Howard takes on equally gruelling responsibilities for saxes, flutes,percussion and vocals

BITING DISCS

'Don't Heal' (Situation 2 LP, January 1981) 'Live It' (New Hormones Cassette, February 1982)
'Evening State'/'Lock Up State' (Antler 12", March 1983)
'Libreville' (Paragon LP, March 1983)
'Feverhouse'(Factory LP - FACT 105 - April 1985)
'Trouble Hand' (Factory 12" - FAC 134 - November 1985)

Their work on soundtracks has culminated recently in the 'Feverhouse' soundtrack. 'Feverhouse' (released by Factory Ikon, scripted by Ken Hollings) was directed by Howard Walmesley, with others in the band being involved in more than the soundtrack. Making a soundtrack to a film is a complex business, but Graham explained that in their wider involvement they "absorbed what the film was about and its atmosphere", and the making of the soundtrack was, in a way therefore, "second nature".

They spent a month recording the soundtrack in an E.T factory in Reddich; they swear "there were E.T skins lying everywhere.In this bizarre environment they weaved together the oddest sounds; they used "sticks, stones, bones, and its of metal" as more conventional instruments. Graham considers the 'Feverhouse' soundtrack "an anomaly in our discography - not like any of our other records and not like the things we do live".
Howard, one of Manchester's most prolific independent film-makers, says that out of all his activities "music has the highest priority, though it's not the one I can give most time to". Perhaps because of their immersion in visual, cinematic ways of thinking, their music tends towards evocative sound, textures and tones. If you think about it, jazz - out, of all modern styles of music - has always made for the most colourful and persuasive film scores. Words take a back seat in their music; they're not concerned with delivering messages along quite such a well-worn path.

One of the differences between film and music for Howard is that one of his films, once released, is a "fixed thing, something permanent that can't be changed", but music, through recurrent performance is "much more fluid". This is especially true when musicians have the same kind of allegiance to jazz as Biting Tongues have; an allegiance which recognises how jazz has a reputation for staidness, yet which realises that jazz forms and unleashed horns can produce the most soul-stirring sounds.
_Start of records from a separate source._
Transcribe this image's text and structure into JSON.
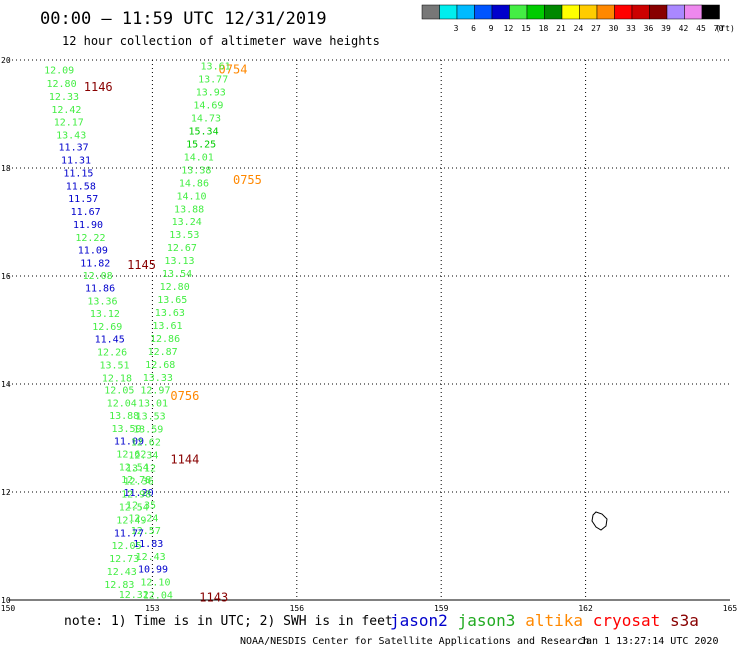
{
  "chart_data": {
    "type": "scatter",
    "title": "00:00 – 11:59 UTC 12/31/2019",
    "subtitle": "12 hour collection of altimeter wave heights",
    "xlim": [
      150,
      165
    ],
    "ylim": [
      10,
      20
    ],
    "x_ticks": [
      "150",
      "153",
      "156",
      "159",
      "162",
      "165"
    ],
    "y_ticks": [
      "20",
      "18",
      "16",
      "14",
      "12",
      "10"
    ],
    "grid": true,
    "color_scale": {
      "unit": "(ft)",
      "bins": [
        {
          "label": "",
          "color": "#777777"
        },
        {
          "label": "3",
          "color": "#00eeee"
        },
        {
          "label": "6",
          "color": "#00bbff"
        },
        {
          "label": "9",
          "color": "#0055ff"
        },
        {
          "label": "12",
          "color": "#0000cc"
        },
        {
          "label": "15",
          "color": "#44ee44"
        },
        {
          "label": "18",
          "color": "#00cc00"
        },
        {
          "label": "21",
          "color": "#008800"
        },
        {
          "label": "24",
          "color": "#ffff00"
        },
        {
          "label": "27",
          "color": "#ffcc00"
        },
        {
          "label": "30",
          "color": "#ff8800"
        },
        {
          "label": "33",
          "color": "#ff0000"
        },
        {
          "label": "36",
          "color": "#cc0000"
        },
        {
          "label": "39",
          "color": "#880000"
        },
        {
          "label": "42",
          "color": "#aa88ff"
        },
        {
          "label": "45",
          "color": "#ee88ee"
        },
        {
          "label": "70",
          "color": "#000000"
        }
      ]
    },
    "series": [
      {
        "name": "jason2",
        "color": "#0000cc",
        "times": [],
        "points": []
      },
      {
        "name": "jason3",
        "color": "#22aa22",
        "times": [],
        "points": []
      },
      {
        "name": "altika",
        "color": "#ff8800",
        "times": [
          {
            "x": 154.0,
            "y": 19.82,
            "t": "0754"
          },
          {
            "x": 154.3,
            "y": 17.78,
            "t": "0755"
          },
          {
            "x": 153.0,
            "y": 13.78,
            "t": "0756"
          }
        ],
        "points": []
      },
      {
        "name": "cryosat",
        "color": "#ff0000",
        "times": [],
        "points": []
      },
      {
        "name": "s3a",
        "color": "#880000",
        "times": [
          {
            "x": 151.2,
            "y": 19.5,
            "t": "1146"
          },
          {
            "x": 152.1,
            "y": 16.2,
            "t": "1145"
          },
          {
            "x": 153.0,
            "y": 12.6,
            "t": "1144"
          },
          {
            "x": 153.6,
            "y": 10.05,
            "t": "1143"
          }
        ],
        "points": [
          {
            "x": 150.75,
            "y": 19.75,
            "v": "12.09",
            "c": "#44ee44"
          },
          {
            "x": 150.8,
            "y": 19.5,
            "v": "12.80",
            "c": "#44ee44"
          },
          {
            "x": 150.85,
            "y": 19.26,
            "v": "12.33",
            "c": "#44ee44"
          },
          {
            "x": 150.9,
            "y": 19.02,
            "v": "12.42",
            "c": "#44ee44"
          },
          {
            "x": 150.95,
            "y": 18.79,
            "v": "12.17",
            "c": "#44ee44"
          },
          {
            "x": 151.0,
            "y": 18.55,
            "v": "13.43",
            "c": "#44ee44"
          },
          {
            "x": 151.05,
            "y": 18.32,
            "v": "11.37",
            "c": "#0000cc"
          },
          {
            "x": 151.1,
            "y": 18.08,
            "v": "11.31",
            "c": "#0000cc"
          },
          {
            "x": 151.15,
            "y": 17.84,
            "v": "11.15",
            "c": "#0000cc"
          },
          {
            "x": 151.2,
            "y": 17.6,
            "v": "11.58",
            "c": "#0000cc"
          },
          {
            "x": 151.25,
            "y": 17.37,
            "v": "11.57",
            "c": "#0000cc"
          },
          {
            "x": 151.3,
            "y": 17.13,
            "v": "11.67",
            "c": "#0000cc"
          },
          {
            "x": 151.35,
            "y": 16.89,
            "v": "11.90",
            "c": "#0000cc"
          },
          {
            "x": 151.4,
            "y": 16.65,
            "v": "12.22",
            "c": "#44ee44"
          },
          {
            "x": 151.45,
            "y": 16.42,
            "v": "11.09",
            "c": "#0000cc"
          },
          {
            "x": 151.5,
            "y": 16.18,
            "v": "11.82",
            "c": "#0000cc"
          },
          {
            "x": 151.55,
            "y": 15.94,
            "v": "12.08",
            "c": "#44ee44"
          },
          {
            "x": 151.6,
            "y": 15.71,
            "v": "11.86",
            "c": "#0000cc"
          },
          {
            "x": 151.65,
            "y": 15.47,
            "v": "13.36",
            "c": "#44ee44"
          },
          {
            "x": 151.7,
            "y": 15.24,
            "v": "13.12",
            "c": "#44ee44"
          },
          {
            "x": 151.75,
            "y": 15.0,
            "v": "12.69",
            "c": "#44ee44"
          },
          {
            "x": 151.8,
            "y": 14.77,
            "v": "11.45",
            "c": "#0000cc"
          },
          {
            "x": 151.85,
            "y": 14.53,
            "v": "12.26",
            "c": "#44ee44"
          },
          {
            "x": 151.9,
            "y": 14.29,
            "v": "13.51",
            "c": "#44ee44"
          },
          {
            "x": 151.95,
            "y": 14.05,
            "v": "12.18",
            "c": "#44ee44"
          },
          {
            "x": 152.0,
            "y": 13.82,
            "v": "12.05",
            "c": "#44ee44"
          },
          {
            "x": 152.05,
            "y": 13.58,
            "v": "12.04",
            "c": "#44ee44"
          },
          {
            "x": 152.1,
            "y": 13.35,
            "v": "13.88",
            "c": "#44ee44"
          },
          {
            "x": 152.15,
            "y": 13.11,
            "v": "13.59",
            "c": "#44ee44"
          },
          {
            "x": 152.2,
            "y": 12.88,
            "v": "11.09",
            "c": "#0000cc"
          },
          {
            "x": 152.25,
            "y": 12.64,
            "v": "12.62",
            "c": "#44ee44"
          },
          {
            "x": 152.3,
            "y": 12.4,
            "v": "12.54",
            "c": "#44ee44"
          },
          {
            "x": 152.35,
            "y": 12.17,
            "v": "12.78",
            "c": "#44ee44"
          },
          {
            "x": 152.4,
            "y": 11.93,
            "v": "11.20",
            "c": "#0000cc"
          },
          {
            "x": 152.45,
            "y": 11.69,
            "v": "12.35",
            "c": "#44ee44"
          },
          {
            "x": 152.5,
            "y": 11.45,
            "v": "12.24",
            "c": "#44ee44"
          },
          {
            "x": 152.55,
            "y": 11.22,
            "v": "12.57",
            "c": "#44ee44"
          },
          {
            "x": 152.6,
            "y": 10.98,
            "v": "11.83",
            "c": "#0000cc"
          },
          {
            "x": 152.65,
            "y": 10.74,
            "v": "12.43",
            "c": "#44ee44"
          },
          {
            "x": 152.7,
            "y": 10.51,
            "v": "10.99",
            "c": "#0000cc"
          },
          {
            "x": 152.75,
            "y": 10.27,
            "v": "12.10",
            "c": "#44ee44"
          },
          {
            "x": 152.8,
            "y": 10.03,
            "v": "12.04",
            "c": "#44ee44"
          }
        ]
      },
      {
        "name": "altika-track",
        "color": "#44ee44",
        "times": [],
        "points": [
          {
            "x": 154.0,
            "y": 19.82,
            "v": "13.61",
            "c": "#44ee44"
          },
          {
            "x": 153.95,
            "y": 19.58,
            "v": "13.77",
            "c": "#44ee44"
          },
          {
            "x": 153.9,
            "y": 19.34,
            "v": "13.93",
            "c": "#44ee44"
          },
          {
            "x": 153.85,
            "y": 19.1,
            "v": "14.69",
            "c": "#44ee44"
          },
          {
            "x": 153.8,
            "y": 18.86,
            "v": "14.73",
            "c": "#44ee44"
          },
          {
            "x": 153.75,
            "y": 18.62,
            "v": "15.34",
            "c": "#00cc00"
          },
          {
            "x": 153.7,
            "y": 18.38,
            "v": "15.25",
            "c": "#00cc00"
          },
          {
            "x": 153.65,
            "y": 18.14,
            "v": "14.01",
            "c": "#44ee44"
          },
          {
            "x": 153.6,
            "y": 17.9,
            "v": "13.38",
            "c": "#44ee44"
          },
          {
            "x": 153.55,
            "y": 17.66,
            "v": "14.86",
            "c": "#44ee44"
          },
          {
            "x": 153.5,
            "y": 17.42,
            "v": "14.10",
            "c": "#44ee44"
          },
          {
            "x": 153.45,
            "y": 17.18,
            "v": "13.88",
            "c": "#44ee44"
          },
          {
            "x": 153.4,
            "y": 16.94,
            "v": "13.24",
            "c": "#44ee44"
          },
          {
            "x": 153.35,
            "y": 16.7,
            "v": "13.53",
            "c": "#44ee44"
          },
          {
            "x": 153.3,
            "y": 16.46,
            "v": "12.67",
            "c": "#44ee44"
          },
          {
            "x": 153.25,
            "y": 16.22,
            "v": "13.13",
            "c": "#44ee44"
          },
          {
            "x": 153.2,
            "y": 15.98,
            "v": "13.54",
            "c": "#44ee44"
          },
          {
            "x": 153.15,
            "y": 15.74,
            "v": "12.80",
            "c": "#44ee44"
          },
          {
            "x": 153.1,
            "y": 15.5,
            "v": "13.65",
            "c": "#44ee44"
          },
          {
            "x": 153.05,
            "y": 15.26,
            "v": "13.63",
            "c": "#44ee44"
          },
          {
            "x": 153.0,
            "y": 15.02,
            "v": "13.61",
            "c": "#44ee44"
          },
          {
            "x": 152.95,
            "y": 14.78,
            "v": "12.86",
            "c": "#44ee44"
          },
          {
            "x": 152.9,
            "y": 14.54,
            "v": "12.87",
            "c": "#44ee44"
          },
          {
            "x": 152.85,
            "y": 14.3,
            "v": "12.68",
            "c": "#44ee44"
          },
          {
            "x": 152.8,
            "y": 14.06,
            "v": "13.33",
            "c": "#44ee44"
          },
          {
            "x": 152.75,
            "y": 13.82,
            "v": "12.97",
            "c": "#44ee44"
          },
          {
            "x": 152.7,
            "y": 13.58,
            "v": "13.01",
            "c": "#44ee44"
          },
          {
            "x": 152.65,
            "y": 13.34,
            "v": "13.53",
            "c": "#44ee44"
          },
          {
            "x": 152.6,
            "y": 13.1,
            "v": "13.59",
            "c": "#44ee44"
          },
          {
            "x": 152.55,
            "y": 12.86,
            "v": "12.62",
            "c": "#44ee44"
          },
          {
            "x": 152.5,
            "y": 12.62,
            "v": "12.34",
            "c": "#44ee44"
          },
          {
            "x": 152.45,
            "y": 12.38,
            "v": "13.12",
            "c": "#44ee44"
          },
          {
            "x": 152.4,
            "y": 12.14,
            "v": "12.36",
            "c": "#44ee44"
          },
          {
            "x": 152.35,
            "y": 11.9,
            "v": "12.98",
            "c": "#44ee44"
          },
          {
            "x": 152.3,
            "y": 11.66,
            "v": "12.54",
            "c": "#44ee44"
          },
          {
            "x": 152.25,
            "y": 11.42,
            "v": "12.49",
            "c": "#44ee44"
          },
          {
            "x": 152.2,
            "y": 11.18,
            "v": "11.77",
            "c": "#0000cc"
          },
          {
            "x": 152.15,
            "y": 10.94,
            "v": "12.05",
            "c": "#44ee44"
          },
          {
            "x": 152.1,
            "y": 10.7,
            "v": "12.73",
            "c": "#44ee44"
          },
          {
            "x": 152.05,
            "y": 10.46,
            "v": "12.43",
            "c": "#44ee44"
          },
          {
            "x": 152.0,
            "y": 10.22,
            "v": "12.83",
            "c": "#44ee44"
          },
          {
            "x": 152.3,
            "y": 10.04,
            "v": "12.32",
            "c": "#44ee44"
          }
        ]
      }
    ]
  },
  "footer": {
    "note": "note: 1) Time is in UTC; 2) SWH is in feet",
    "credit": "NOAA/NESDIS Center for Satellite Applications and Research",
    "timestamp": "Jan  1 13:27:14 UTC 2020",
    "satellites": [
      {
        "name": "jason2",
        "color": "#0000cc"
      },
      {
        "name": "jason3",
        "color": "#22aa22"
      },
      {
        "name": "altika",
        "color": "#ff8800"
      },
      {
        "name": "cryosat",
        "color": "#ff0000"
      },
      {
        "name": "s3a",
        "color": "#880000"
      }
    ]
  }
}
Their sound, lively and celebratory, yet on the very borders of convention flows with great ease. Playing loud and live the sparks can really fly. "One of the things that have changed",says Howard "is that people used to think we wanted to sound like someone else,and failed. Now they like us, and take us on our own terms. It's hard to call the music 'unconventional' because it seems totally reasonable to me".